Dup15q syndrome results from duplications of the 15q11‑q13 region, producing a constellation of neurodevelopmental impairments such as intellectual disability, autism spectrum features, and refractory seizures. The duplicated segment contains several GABR genes (GABRA5, GABRB3, GABRG3) that encode α5‑containing GABA A receptors, which are known to mediate tonic inhibition in limbic circuits. Clinical observations of heightened beta‑band activity on EEG and atypical responses to benzodiazepines have long suggested that excess GABA A‑α5 signaling contributes to the disorder’s pathophysiology. Targeting this specific receptor subtype therefore represents a rational, mechanism‑based therapeutic strategy.

In the present preclinical investigation, 15q duplication mice displayed a 1.5‑fold increase in GABA A‑α5 receptor density across cortex, hippocampus and striatum, accompanied by elevated spontaneous inhibitory postsynaptic currents and amplified paired‑pulse inhibition in CA1 pyramidal cells. These neurophysiological changes translated into a pronounced beta‑band EEG elevation, mirroring the human biomarker. Chronic oral dosing of RO4938581, a highly selective negative allosteric modulator of α5 receptors, lowered beta power by roughly 9 % and restored normal paired‑pulse ratios. Behaviorally, treated mice showed normalized social interaction and faster reversal learning in the Morris water maze, indicating improved cognitive flexibility.
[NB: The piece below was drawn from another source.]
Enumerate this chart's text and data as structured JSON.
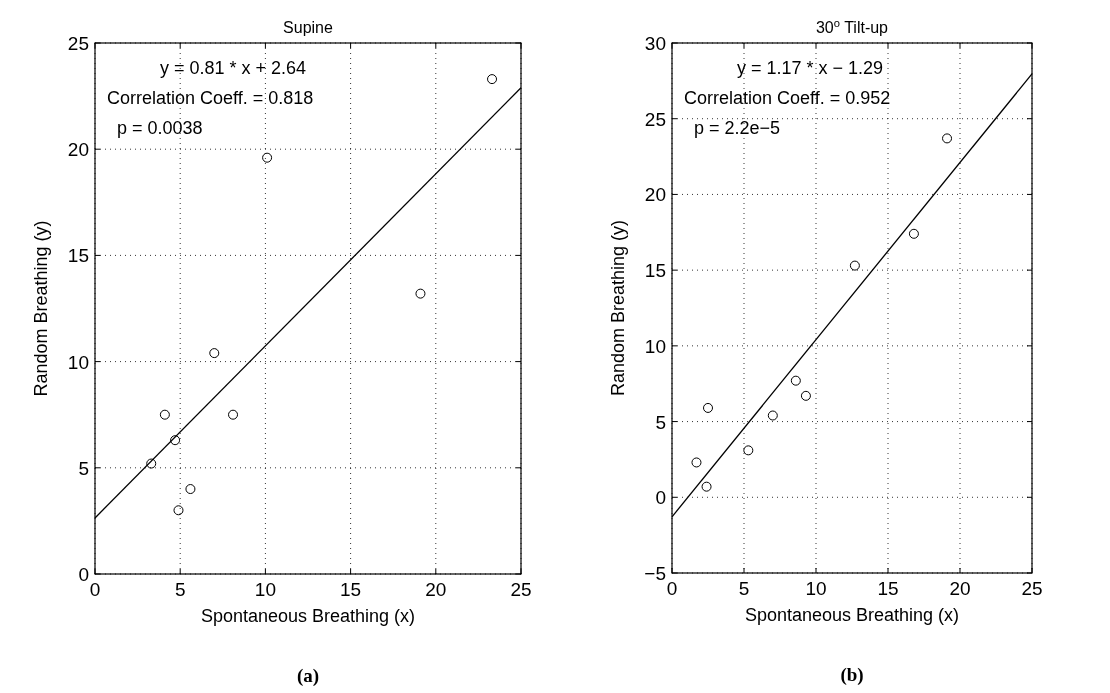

The data provide compelling proof‑of‑concept that selective α5 NAMs can modulate both electrophysiological and behavioral hallmarks of Dup15q syndrome, positioning this approach as a viable candidate for disease‑modifying therapy. Although a previous clinical trial of the α5 NAM basmisanil failed to meet efficacy endpoints, the current mechanistic insights suggest that dosing, treatment duration, or patient stratification may need refinement. Ongoing efforts should explore broader brain region effects, long‑term safety, and potential synergism with seizure‑control regimens. Successful translation could alleviate the substantial caregiver burden and open new avenues for treating other neurodevelopmental disorders linked to GABAergic dysregulation.